Première rencontre : vers le 22 février 1429 jusqu'à fin février.

Deuxième rencontre :  après le 27 mars 1429, date de la fête de Pâques cette année-là.

 

Lors du procès en réhabilitation, il existe plusieurs témoignages de la présence de Jeanne à Chinon. Il est probablement qu'elle arriva vers le 22 février, certain historien parle de la début Mars. A chinon la plupart des affiches, pancartes de commémoration donnent la date du 6 mars.

 

Où logea Jeanne d'Arc à Chinon ?

 Il existe trois endroits où Jeanne d'Arc a pu loger lors de son séjour, assez court, à Chinon. L'ensemble est connu grâce à aux procès de Rouen et réhabilitation.

 

arrivee jeanne darc chinon

Arrivée de Jeanne d'Arc à Chinon, selon un dessin d'Albert Robida en 1912.

1er  logement : Lors du procès à Rouen, Jeanne évoque une hostellerie lors de son arrivé à Chinon. 

2ième logement : Elle y subira dans le donjon un interrogatoire, diverses questions et une vérification sur sa virginité notamment par la femme de Robert le Maçon, seigneur du château de Trèves, Jeanne de Mortimer ( dite la Dame de Trèves ), avant d'être envoyée à Poitiers.
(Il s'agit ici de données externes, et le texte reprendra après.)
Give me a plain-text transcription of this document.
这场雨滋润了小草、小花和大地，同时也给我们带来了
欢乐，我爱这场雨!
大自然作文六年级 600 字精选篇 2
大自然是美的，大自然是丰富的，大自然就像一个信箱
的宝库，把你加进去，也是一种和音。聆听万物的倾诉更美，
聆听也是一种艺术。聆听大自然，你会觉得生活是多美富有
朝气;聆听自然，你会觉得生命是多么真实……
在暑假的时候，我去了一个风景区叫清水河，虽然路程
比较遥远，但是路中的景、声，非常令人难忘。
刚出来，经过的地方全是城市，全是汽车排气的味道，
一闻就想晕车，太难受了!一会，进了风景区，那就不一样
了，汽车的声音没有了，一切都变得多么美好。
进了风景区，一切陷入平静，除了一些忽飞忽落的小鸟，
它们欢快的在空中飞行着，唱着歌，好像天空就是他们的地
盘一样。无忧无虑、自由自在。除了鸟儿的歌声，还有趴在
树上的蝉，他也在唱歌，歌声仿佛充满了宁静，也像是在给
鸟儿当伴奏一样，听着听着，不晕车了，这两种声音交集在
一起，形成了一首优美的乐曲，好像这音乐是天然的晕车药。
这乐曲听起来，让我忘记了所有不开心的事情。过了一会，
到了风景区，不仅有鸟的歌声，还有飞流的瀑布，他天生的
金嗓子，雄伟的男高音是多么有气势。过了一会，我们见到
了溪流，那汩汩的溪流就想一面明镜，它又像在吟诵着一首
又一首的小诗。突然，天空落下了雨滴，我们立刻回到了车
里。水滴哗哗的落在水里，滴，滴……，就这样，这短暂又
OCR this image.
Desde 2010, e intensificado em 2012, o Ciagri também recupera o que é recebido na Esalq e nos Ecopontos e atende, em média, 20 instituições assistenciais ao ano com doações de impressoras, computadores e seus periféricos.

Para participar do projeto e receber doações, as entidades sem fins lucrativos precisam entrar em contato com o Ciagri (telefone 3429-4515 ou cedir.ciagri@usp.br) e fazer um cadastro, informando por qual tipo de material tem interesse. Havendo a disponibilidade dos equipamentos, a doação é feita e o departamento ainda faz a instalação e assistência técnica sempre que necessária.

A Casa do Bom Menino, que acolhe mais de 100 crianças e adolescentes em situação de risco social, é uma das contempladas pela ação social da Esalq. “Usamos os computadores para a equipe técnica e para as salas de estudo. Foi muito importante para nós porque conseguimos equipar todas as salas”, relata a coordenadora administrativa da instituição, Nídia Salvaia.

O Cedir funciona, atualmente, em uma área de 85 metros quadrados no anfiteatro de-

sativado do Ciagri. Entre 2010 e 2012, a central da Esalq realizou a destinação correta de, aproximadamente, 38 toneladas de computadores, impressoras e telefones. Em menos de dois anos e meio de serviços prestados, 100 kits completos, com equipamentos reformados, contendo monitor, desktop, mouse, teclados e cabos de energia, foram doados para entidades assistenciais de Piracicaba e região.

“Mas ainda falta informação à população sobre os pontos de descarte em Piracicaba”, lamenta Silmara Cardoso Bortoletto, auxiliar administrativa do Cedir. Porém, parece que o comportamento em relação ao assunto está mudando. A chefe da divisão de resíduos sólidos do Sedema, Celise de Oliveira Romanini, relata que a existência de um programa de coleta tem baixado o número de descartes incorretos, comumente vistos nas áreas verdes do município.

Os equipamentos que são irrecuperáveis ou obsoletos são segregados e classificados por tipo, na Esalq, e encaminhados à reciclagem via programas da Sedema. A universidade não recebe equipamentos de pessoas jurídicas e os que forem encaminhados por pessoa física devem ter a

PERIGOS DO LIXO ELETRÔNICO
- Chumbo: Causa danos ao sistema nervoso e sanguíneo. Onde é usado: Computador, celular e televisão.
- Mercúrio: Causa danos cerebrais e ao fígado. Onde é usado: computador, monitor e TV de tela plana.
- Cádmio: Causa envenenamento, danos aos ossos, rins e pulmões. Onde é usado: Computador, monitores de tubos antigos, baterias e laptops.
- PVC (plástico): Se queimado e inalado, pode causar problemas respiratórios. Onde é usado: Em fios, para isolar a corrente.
3ième logement, probablement à son retour de Poitiers : Elle déclare lors de son procès à Rouen qu'elle logea chez la "bonne femme" près du château de Chinon. Aujourd'hui il est difficle de connaître l'Hôtellerie en question, ainsi que son logement chez la "bonne femme" ( femme de bien ) , mais on peut sans trop de risque dire qu'elle était dans le centre historique de Chinon, dans la ville-forte, et très probablement dans ou proche de l'axe de la rue actuelle Rue Haute Saint-Maurice, le Grand Carroi.

Il est d'ailleurs pas certain que le logement chez la femme soit dissocié de l'hostellerie dont elle fait mention, néanmoins à Orléans par exemple, on sait qu'elle logea chez un notable de la ville et non dans une hostellerie, Jeanne devait surement faire une distinction entre les deux.

Diverses théories sur les logements probable à Chinon. Si il y a de forte chance que le bâtiment de l'hostellerie existe encore, avec probablement un changement de façade, ainsi que la maison chez la "bonne femme", on a aucune idée de leurs emplacements. Si à Orléans elle logea dans la maison, elle dormait avec des femmes en général. 

Selon Cougny, il estime qu'elle logea dans la puissante famille de la Barre. ( Histoire de Chinon, Richault Gabriel )

 

 

tour donjon du coudray

La tour du Coudray, ou donjon, de la forteresse royale.

 

Ier Etage

Etage où Jeanne d'Arc aurait logiquement résidée après sa rencontre avec Charles VII. Elle priait à l'intérieur de la chambre où elle fut logée, difficile à dire si elle avait accès à la chapelle qui jouxtait le donjon. 

Dans la tour du Coudray, on ne connait pas l'étage où elle séjourna, mais vu la période très froide, elle fut probablement logée dans la salle comportant une cheminée, certainement celle où nous rentrons par l'escalier qui fut transformée en pigeonnier. La tour du Coudray est donc seul endroit aujourd'hui qui a pu être identifié comme lieu où elle a séjourné.

 

chinon le grand carroi

Le grand carroi, en ancien français le grand carrefour, est un des endroits de Chinon les moins modifiés, notamment au niveau des façades qui ont gardé une grande partie des constructions du XVe siècle. Lors de l'arrivée de Jeanne, on peut imaginer que l'ensemble ressemble beaucoup à ce qu'elle a pu observer lors de son séjour. 

 

margelle jeanne darc puits chinon

Margelle où Jeanne d'Arc aurait descendu de son cheval. Il s'agit d'une légende locale. Elle est dans la rue Jeanne d'Arc derrière la Maison Bleue. La maison de la famille de la Barre serait située dans cette même rue Jeanne d'Arc.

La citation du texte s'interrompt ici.